Но Танис бросился в чащу. Он бежал, куда глаза глядят, бежал туда, где, как казалось, торчавшие отовсюду ветки и корни скроют его. Он падал, спотыкался о всевозможные муравейники, пеньки, вставал и бежал снова. Внезапно он оказался на берегу реки. Альвара медленно несла свои воды меж песчаных берегов. Пели птицы, вдоль берега лениво квакали лягушки, доживавшие последние тёплые деньки. Танис подошёл к кромке воды и упал коленями во всё ещё тёплую, слегка мутноватую воду. Зачерпнув пригоршней, он начал жадно пить, отдышавшись после долгого бега. Накатила усталость, хотелось лечь на прогретый солнцем песок и заснуть, забыться от всех этих злоключений.
– Так и сделаю, – сказал Танис вслух. – Вот только переплыву на другой берег – здесь всего то сто шагов – и посплю где-нибудь в кустиках.
Он уже хотел зайти в реку, как вдруг за его спиной затрещали кусты, после чего раздался глухой топот конских копыт по песку.

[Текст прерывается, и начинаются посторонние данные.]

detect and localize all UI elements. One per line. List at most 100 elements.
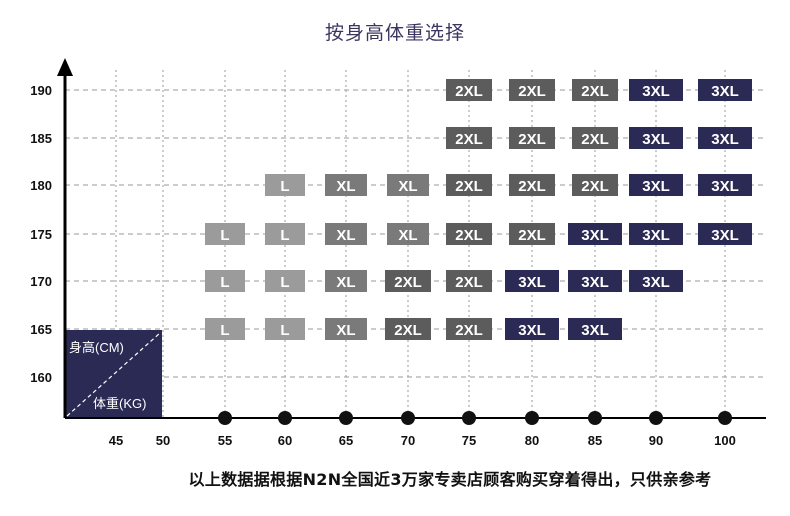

– Теперь не уйдёшь, – Танис обернулся на голос и увидел властника, того самого, который узнал его – крепкого черноволосого мужчину в чёрном суконном кафтане и пыльных чёрных штанах, заправленных в поношенные рыжие сапоги.
Властник слез с коня и, обнажив меч, направился к беглецу. Танис вышел на берег и достал из голенища нож. Они остановились друг перед другом. Один сжимал в руке кинжал с лезвием, длиной в ладонь, второй – меч в три локтя.
– Собираешься этим драться?! – поразился властник.
– А ты что думал, – ответил Танис.
Преследователь поднял в вытянутой вперёд руке меч, направив остриё клинка в грудь Таниса. Тот в ответ поднял нож – два лезвия, с лёгким мелодичным звоном, коснулись друг друга.
– Я убью тебя, – произнёс властник.
Танис лишь горько усмехнулся и, черпнув носком левой ноги песок, бросил его в лицо противника. Серо-жёлтая пыльная туча ударила тому в глаза, забила нос, рот. Властник закашлялся, согнулся. А Танис в тот же миг отбил меч в сторону и, бросившись на врага, повалил его и ударил два раза клинком в живот.